There also seems to be a similar rise in the number of books, programmes articles and pod casts about pathways, tracks, pilgrimages and walks as evidenced in Robert Mc Farlane’s hugely popular book ‘The Old Ways’. It would seem that in our automated age we have lost sight of more than just our ability to walk, but also the reasons to walk.
To me, one of the joys of living in the UK is the fact that a simple stroll can take you along paths and routes that are diamond encrusted with history, memories and the sense of others having taken that route – sometimes thousands of years ago as in the case of the Ridgeway.
So, does this rise in popularity of something so simple and the accepted fact that any organisation is only as good as the people in it provide those of us in the world of learning and development with the opportunity to break apart the accepted model of what training looks like and provide something altogether simpler and potentially just as, if not more, effective.
At Change Gear we have introduced a concept which we have fallen in love with – a workshop delivered whilst walking or more simply “The Walkshop.”
Facilitated by myself – Tom Barwood (who just happens to be a Summer Mountain leader as well as an experienced facilitator) the idea is to bring people together and use the process of walking in groups to explore the areas of personal effectiveness.
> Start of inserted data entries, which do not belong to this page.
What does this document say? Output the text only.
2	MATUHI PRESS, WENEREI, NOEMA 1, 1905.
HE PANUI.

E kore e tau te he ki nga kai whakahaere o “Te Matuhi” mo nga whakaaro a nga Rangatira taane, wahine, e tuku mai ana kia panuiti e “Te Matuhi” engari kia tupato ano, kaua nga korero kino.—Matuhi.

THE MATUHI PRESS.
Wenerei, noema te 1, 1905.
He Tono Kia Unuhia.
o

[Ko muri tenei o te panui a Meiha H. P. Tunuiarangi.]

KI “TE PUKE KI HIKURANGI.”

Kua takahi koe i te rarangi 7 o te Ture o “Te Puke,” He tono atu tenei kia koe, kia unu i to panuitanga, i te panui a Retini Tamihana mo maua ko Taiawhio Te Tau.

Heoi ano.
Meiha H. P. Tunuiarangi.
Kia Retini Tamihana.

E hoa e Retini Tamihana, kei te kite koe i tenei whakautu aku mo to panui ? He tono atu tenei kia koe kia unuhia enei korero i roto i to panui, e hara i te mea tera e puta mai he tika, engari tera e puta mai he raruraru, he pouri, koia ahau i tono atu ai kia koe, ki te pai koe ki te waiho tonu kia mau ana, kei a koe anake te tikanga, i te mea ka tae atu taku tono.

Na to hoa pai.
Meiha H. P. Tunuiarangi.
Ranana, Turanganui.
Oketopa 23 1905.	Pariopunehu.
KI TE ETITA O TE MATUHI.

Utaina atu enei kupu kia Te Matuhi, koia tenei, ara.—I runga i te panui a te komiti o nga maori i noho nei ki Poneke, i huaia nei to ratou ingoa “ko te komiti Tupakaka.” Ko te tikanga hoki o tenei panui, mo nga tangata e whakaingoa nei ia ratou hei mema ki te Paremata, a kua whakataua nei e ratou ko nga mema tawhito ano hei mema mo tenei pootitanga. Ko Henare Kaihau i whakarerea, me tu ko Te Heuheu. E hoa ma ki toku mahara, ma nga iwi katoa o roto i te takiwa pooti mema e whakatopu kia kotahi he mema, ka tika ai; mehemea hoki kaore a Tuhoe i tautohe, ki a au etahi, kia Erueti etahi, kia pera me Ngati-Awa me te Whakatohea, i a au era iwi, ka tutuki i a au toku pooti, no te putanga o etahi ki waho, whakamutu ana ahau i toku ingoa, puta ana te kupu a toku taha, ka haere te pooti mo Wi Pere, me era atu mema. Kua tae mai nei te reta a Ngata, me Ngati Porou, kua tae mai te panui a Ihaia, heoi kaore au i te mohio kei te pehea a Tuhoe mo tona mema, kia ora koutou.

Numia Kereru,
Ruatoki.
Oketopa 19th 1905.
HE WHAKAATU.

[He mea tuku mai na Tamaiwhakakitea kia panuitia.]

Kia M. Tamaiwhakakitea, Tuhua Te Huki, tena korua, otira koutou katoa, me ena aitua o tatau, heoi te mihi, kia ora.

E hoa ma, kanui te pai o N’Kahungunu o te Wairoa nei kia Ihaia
Challenges which are sometimes difficult to push through in a closed classroom type environment can be explored whilst seeking the thoughts of others and drawing inspiration from the great outdoors. We have always found that one of the most powerful ways to up the creativity and effectiveness of any meeting or training session is to take it outside, and go for a walk. People not only feel better, but they’re more energised and alert because of the change of scenery, it improves their thinking, and they’re more creative in finding new solutions and more inspired to do more meaningful work.
Recent research has shown that it is not only individuals that can benefit from walking but it can have a significant positive impact on organisations as a whole. Indeed Steve Jobs was well known for his love of walking meetings, with Jack Dorsey (Twitter) and Mark Zuckerberg also reported to be big fans. Further evidence of the benefits of getting employees physically active can be found in the results of a recent study conducted by the The British Heart Foundation.
- Physically active employees take 27% less sick days than non-active employees
- Individual work performance can be improved between 4-15% when people engage in regular physical activity
- An on site fitness programme can reduce staff turnover by between 8 and 13%
So, no fording rivers or swinging through the trees in our “Walkshops” – just plain good old fashioned walking in beautiful, scenic, rural settings (not mountainous) with sessions for reflection and development built in, as well as arranged breaks. A real opportunity for those of you with apps/fitbits to walk 10,000 steps and maybe more!